Fanny est pleine de vie et d'enthousiasme et contrairement à Jean-Claude, elle parle! Elle dit à Jean-Claude qu'elle l'aime beaucoup, elle dessine de gros cœurs rouges à son intention, elle pose parfois des questions que l'on pourrait trouver indiscrètes si Fanny n'était pas aussi sincère et bienveillante: elle demande à Jean-Claude pourquoi il s'est disputé avec son propre frère (qui est donc le papa de Fanny), s'il a jamais dit qu'il l'aimait à la femme dont il était amoureux (qui est donc la maman de Fanny); elle demande aussi à Bérénice si elle a été mariée et si elle est amoureuse de Jean-Claude.

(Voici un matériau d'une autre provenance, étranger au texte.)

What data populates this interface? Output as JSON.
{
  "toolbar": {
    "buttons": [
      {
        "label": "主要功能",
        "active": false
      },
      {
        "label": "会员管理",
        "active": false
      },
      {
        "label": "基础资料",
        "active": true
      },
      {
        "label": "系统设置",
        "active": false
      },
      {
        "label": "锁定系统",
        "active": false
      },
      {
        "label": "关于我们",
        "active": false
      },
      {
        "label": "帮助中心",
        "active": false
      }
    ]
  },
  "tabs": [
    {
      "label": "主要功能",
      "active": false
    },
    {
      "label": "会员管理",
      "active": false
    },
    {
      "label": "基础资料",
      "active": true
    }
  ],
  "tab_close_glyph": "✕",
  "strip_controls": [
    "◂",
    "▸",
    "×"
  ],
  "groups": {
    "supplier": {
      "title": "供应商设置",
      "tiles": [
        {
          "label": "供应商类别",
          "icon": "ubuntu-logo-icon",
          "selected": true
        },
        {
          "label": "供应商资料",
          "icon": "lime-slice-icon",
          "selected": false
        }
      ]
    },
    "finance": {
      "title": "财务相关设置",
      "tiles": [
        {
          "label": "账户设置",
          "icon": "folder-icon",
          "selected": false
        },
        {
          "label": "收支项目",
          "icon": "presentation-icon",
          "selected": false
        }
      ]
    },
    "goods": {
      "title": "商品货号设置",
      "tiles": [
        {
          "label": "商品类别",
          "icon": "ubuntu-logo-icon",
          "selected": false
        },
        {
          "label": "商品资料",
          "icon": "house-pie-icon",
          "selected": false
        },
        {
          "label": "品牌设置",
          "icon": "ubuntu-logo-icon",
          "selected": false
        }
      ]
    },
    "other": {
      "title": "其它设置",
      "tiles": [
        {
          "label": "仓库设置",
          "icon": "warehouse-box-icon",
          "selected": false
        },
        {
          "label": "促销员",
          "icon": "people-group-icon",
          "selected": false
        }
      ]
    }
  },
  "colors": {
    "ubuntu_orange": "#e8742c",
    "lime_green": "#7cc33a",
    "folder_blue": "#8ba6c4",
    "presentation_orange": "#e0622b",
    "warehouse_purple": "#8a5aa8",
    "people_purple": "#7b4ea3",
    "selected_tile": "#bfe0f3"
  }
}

Fanny a beaucoup de caractère et elle refuse de se laisser faire. Quand elle est importunée par un garçon qui la drague, elle le remet à sa place en criant et en tirant la langue; elle n'accepte pas non plus les décisions que Jean-Claude prend et qui la concernent au premier chef; elle manifeste sa colère chaque fois qu'il est question de la faire adopter; elle quitte le concours d'orgue et se rend d'elle-même dans sa famille adoptive pour montrer à Jean-Claude combien elle est fâchée. Et quand celui-ci se rend dans cette famille pour parler avec elle, elle refuse le dialogue parce que celui-ci arrive trop tard. Impressionné, Jean-Claude se retire alors et c'est elle qui court pour le rejoindre.
Fanny voudrait que Jean-Claude délaisse un peu la musique et qu'il s'occupe un peu plus d'elle et de Bérénice
Elle est amoureuse de Jean-Claude mais n'ose manifester son attachement que lors de son départ pour une année sabbatique. Peut-être est-elle un peu impressionnée par la passion exclusive de Jean-Claude pour la musique, qui semble ne laisser de place pour rien d'autre dans sa vie. Elle a déjà connu un échec amoureux et peut-être que cela aussi contribue à sa timidité envers Jean-Claude. C'est néanmoins elle qui fait le premier pas, en lui offrant un cadeau spécial et en lui rendant visite pour l'inviter au réveillon.
Bérénice prend petit-à-petit plus de place dans la vie de Jean-Claude et de Fanny: elle va faire des courses avec Fanny, échange des confidences avec elle et prend sa défense quand Jean-Claude la gronde injustement.
Il s'installe ainsi peu à peu des relations entre Jean-Claude, Bérénice et Fanny qui ressemblent aux liens qui existent dans une famille! Et cela se marque particulièrement quand Jean-Claude et Bérénice se retrouvent tous les deux à la réunion de parents dans l'école de Fanny!
Dans le film, Fanny écrit une belle lettre à Jean-Claude pendant qu'elle est en classe de neige. Malheureusement, elle déchirera cette lettre avant qu'il ait pu la lire parce qu'elle est furieuse qu'il veuille toujours la faire adopter par «une vraie famille» alors qu'elle désire seulement vivre avec lui.
Une lettre, c'est souvent un bon moyen de dire ses sentiments.
Invitons les enfants, par groupe de deux par exemple, à écrire une lettre qu'un des personnages aurait pu écrire à un autre. Par exemple, une lettre de Jean-Claude pour Fanny, ou une lettre de Bérénice pour Jean-Claude
On peut choisir comme expéditeur et comme destinataire les personnages principaux du film (Fanny, Jean-Claude, Bérénice) mais aussi des personnages un peu moins importants, comme Charles ou la grand-mère ou même pourquoi pas? les parents décédés de Fanny. Dans cette lettre, le personnage pourrait évoquer une scène du film, revenir sur un événement qu'il a vécu et dire ce qu'il a ressenti.
Les lettres seraient ensuite lues à l'ensemble de la classe et commentées.